According to an obscure indicator, the U.S. stock market’s direction on the first trading day of January is a reliable indicator of the market’s direction for the full year.
Not so fast. Consider what happened in 2018: the Dow Jones Industrial Average DJIA, +1.16% rose on the first trading day of that year, and yet from then until the end of the year it fell 6.0%. Nor does a loss on the first trading day guarantee a bad year for stocks. In 2016, the Dow fell 1.6% on the first trading day of January and yet, from then until the end of that year, it gained 15.2%.
These are just two examples. But a full analysis of the historical data shows that the statistical support for this indicator is quite modest — at best. Consider all years since the Dow was created in 1896 in which the market rose on the first trading day. The market proceeded to rise 73% of the time from then until the end of the year. That’s just slightly higher than the 64% probability that applies to all years since 1896. Moreover, this increase to 73% from 64% is only marginally significant at the 95% confidence level that statisticians often use when determining if a pattern is genuine.
Then there’s the “First Five Days of January” indicator, according to which the market’s direction over the first five trading days foretells the market’s direction from then until the end of the year. The statistical case for this indicator is also weak. In all years since 1896 in which the Dow rose over its first five trading sessions, the market proceeded to rise 69% of the time from then until the end of the year. That’s just three percentage points higher than the 66% probability that applies to all years since 1896. Moreover, this increase is not significant at the 95% confidence level that statisticians typically use when determining if a pattern is genuine.
These results are precisely what you should expect given the U.S. market’s much-vaunted efficiency. If a strong market on the first day of January markedly changed the odds of stocks rising over the subsequent year, then investors would already have taken those odds into account before that first trading day had come to an end. The result would be that those odds would quickly disappear — even if they did exist at some prior point in the past.
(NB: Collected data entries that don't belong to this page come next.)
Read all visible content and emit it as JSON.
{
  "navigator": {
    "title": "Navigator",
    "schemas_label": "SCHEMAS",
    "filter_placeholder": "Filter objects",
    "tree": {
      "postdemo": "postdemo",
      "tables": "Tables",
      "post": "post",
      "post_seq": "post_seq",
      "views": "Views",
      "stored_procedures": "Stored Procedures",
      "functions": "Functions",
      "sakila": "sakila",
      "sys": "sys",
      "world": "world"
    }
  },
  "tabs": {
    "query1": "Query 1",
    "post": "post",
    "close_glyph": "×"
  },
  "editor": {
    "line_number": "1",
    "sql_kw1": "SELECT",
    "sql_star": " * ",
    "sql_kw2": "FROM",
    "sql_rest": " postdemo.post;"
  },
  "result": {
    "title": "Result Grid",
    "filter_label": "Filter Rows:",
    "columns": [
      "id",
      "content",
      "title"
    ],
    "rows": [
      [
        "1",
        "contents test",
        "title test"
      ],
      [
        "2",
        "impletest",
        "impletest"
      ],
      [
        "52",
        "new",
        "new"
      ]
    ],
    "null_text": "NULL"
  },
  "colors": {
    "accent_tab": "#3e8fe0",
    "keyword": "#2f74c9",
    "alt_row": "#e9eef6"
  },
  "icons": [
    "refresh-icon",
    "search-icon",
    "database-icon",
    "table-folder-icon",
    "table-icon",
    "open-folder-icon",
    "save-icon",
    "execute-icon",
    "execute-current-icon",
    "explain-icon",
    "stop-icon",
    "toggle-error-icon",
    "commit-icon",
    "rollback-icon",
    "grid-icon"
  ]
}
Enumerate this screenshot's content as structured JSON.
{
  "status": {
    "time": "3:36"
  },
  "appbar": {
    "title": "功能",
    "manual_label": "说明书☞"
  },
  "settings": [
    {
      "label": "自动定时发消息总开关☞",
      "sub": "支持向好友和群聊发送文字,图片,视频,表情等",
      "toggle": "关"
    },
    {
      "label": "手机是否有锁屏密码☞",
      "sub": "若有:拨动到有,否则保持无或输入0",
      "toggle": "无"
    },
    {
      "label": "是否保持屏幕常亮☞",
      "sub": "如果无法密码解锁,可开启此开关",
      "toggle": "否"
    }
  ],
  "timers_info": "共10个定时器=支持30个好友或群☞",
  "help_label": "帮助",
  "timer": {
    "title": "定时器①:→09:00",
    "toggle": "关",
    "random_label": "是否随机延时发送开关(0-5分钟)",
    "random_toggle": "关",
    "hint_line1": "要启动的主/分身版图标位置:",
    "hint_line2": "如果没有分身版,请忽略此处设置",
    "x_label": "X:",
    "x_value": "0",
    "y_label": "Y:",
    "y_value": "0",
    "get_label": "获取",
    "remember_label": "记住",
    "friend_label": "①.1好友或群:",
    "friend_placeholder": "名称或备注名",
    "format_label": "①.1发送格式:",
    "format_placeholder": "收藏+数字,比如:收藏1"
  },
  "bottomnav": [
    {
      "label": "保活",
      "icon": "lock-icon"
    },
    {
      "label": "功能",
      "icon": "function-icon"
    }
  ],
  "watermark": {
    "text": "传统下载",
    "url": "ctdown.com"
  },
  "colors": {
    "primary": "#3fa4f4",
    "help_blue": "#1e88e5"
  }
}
The same applies to the “First Five Days of January” indicator. This situation is remarkably analogous to a coin flip. Your coin doesn’t “remember” how many heads or tails it has flipped before. Yet that’s not how most of us think: if you’ve flipped five heads in a row, you’re likely to think that there are increased odds that the sixth will come up tails. In truth, one outcome is no more likely than another.
Statisticians refer to this error as the “gamblers fallacy.” Don’t make the same mistake with your investments.